In summary, almost all NK cells expressed P-gp, and their P-gp was functional. Some patients with NK cell tumors have been reported to show a highly aggressive clinical course and to be refractory to chemotherapy, and this could be related to the expression of P-gp in NK cells. When chemotherapy is required for NK cell tumors, it may be necessary to consider using anticancer drugs that are not a substrate for P-gp. For the purpose of P-gp modulation, CsA and PSC833 have been used in combination with chemotherapy in acute leukemia, multiple myeloma, and malignant lymphoma,18-21 and this is an alternative treatment for NK cell tumors, but our results suggest that these inhibitors may be less effective in aggressive NK cell tumors due to the presence of other transporters, or to unknown cellular or membrane changes. Further studies are required to elucidate the relationship between P-gp and NK cells.

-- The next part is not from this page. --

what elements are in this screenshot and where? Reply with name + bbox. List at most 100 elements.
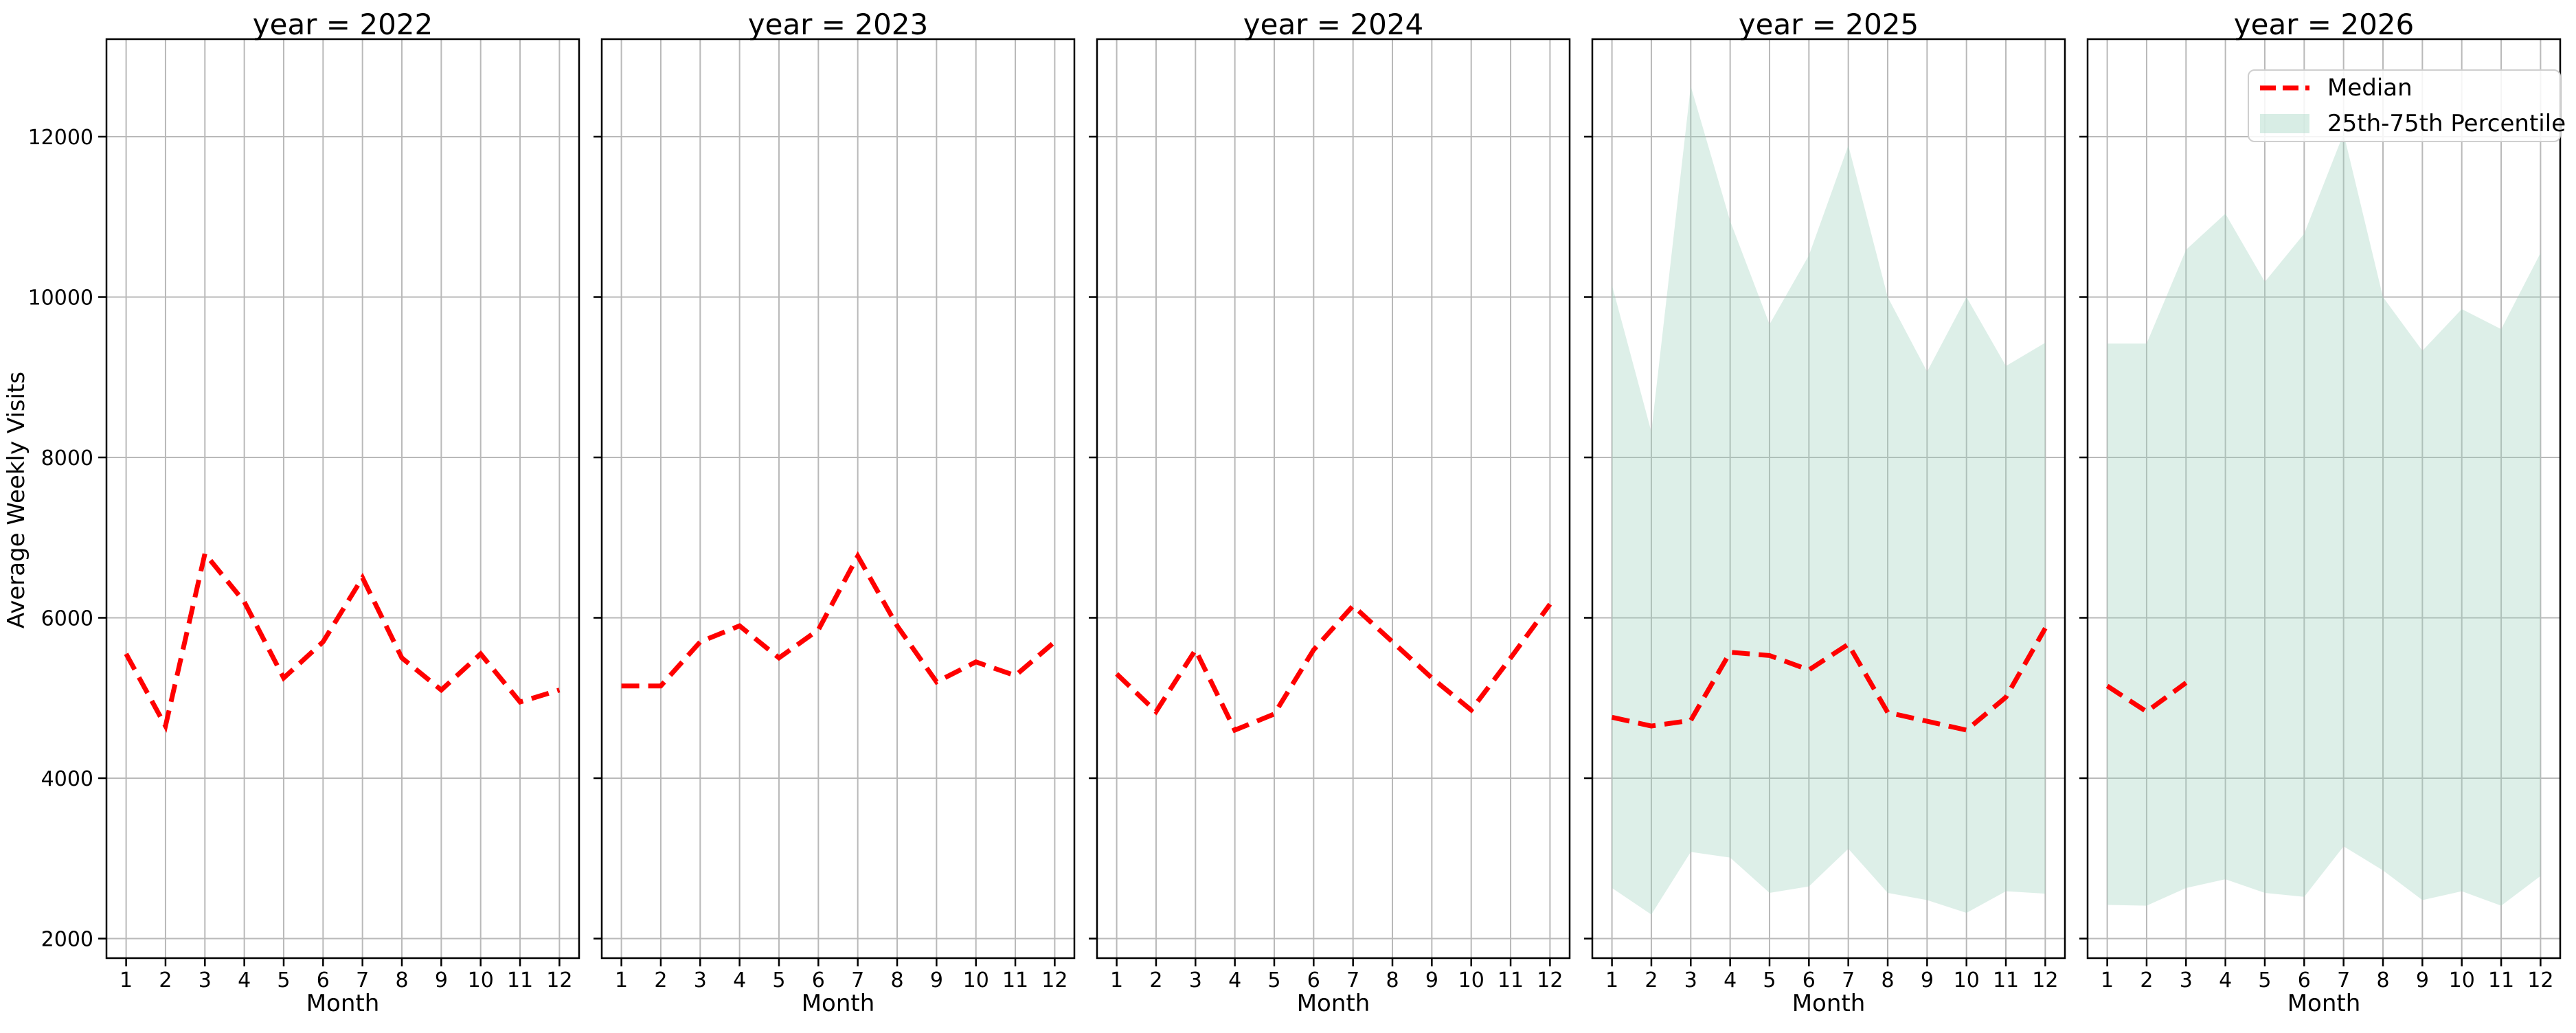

We thank Dr Jiang-Hong Gong (University of British Columbia, Vancouver, Canada), Dr Michael J. Robertson (Harvard Medical School, Boston, MA), and Dr Toshiko Motoji (Department of Hematology, Tokyo Women’s Medical College, Tokyo, Japan) for cell lines. We thank Dr Katsuhiko Kitsugi (Ortho Clinical Diagnostics, Tokyo, Japan) for technical advice.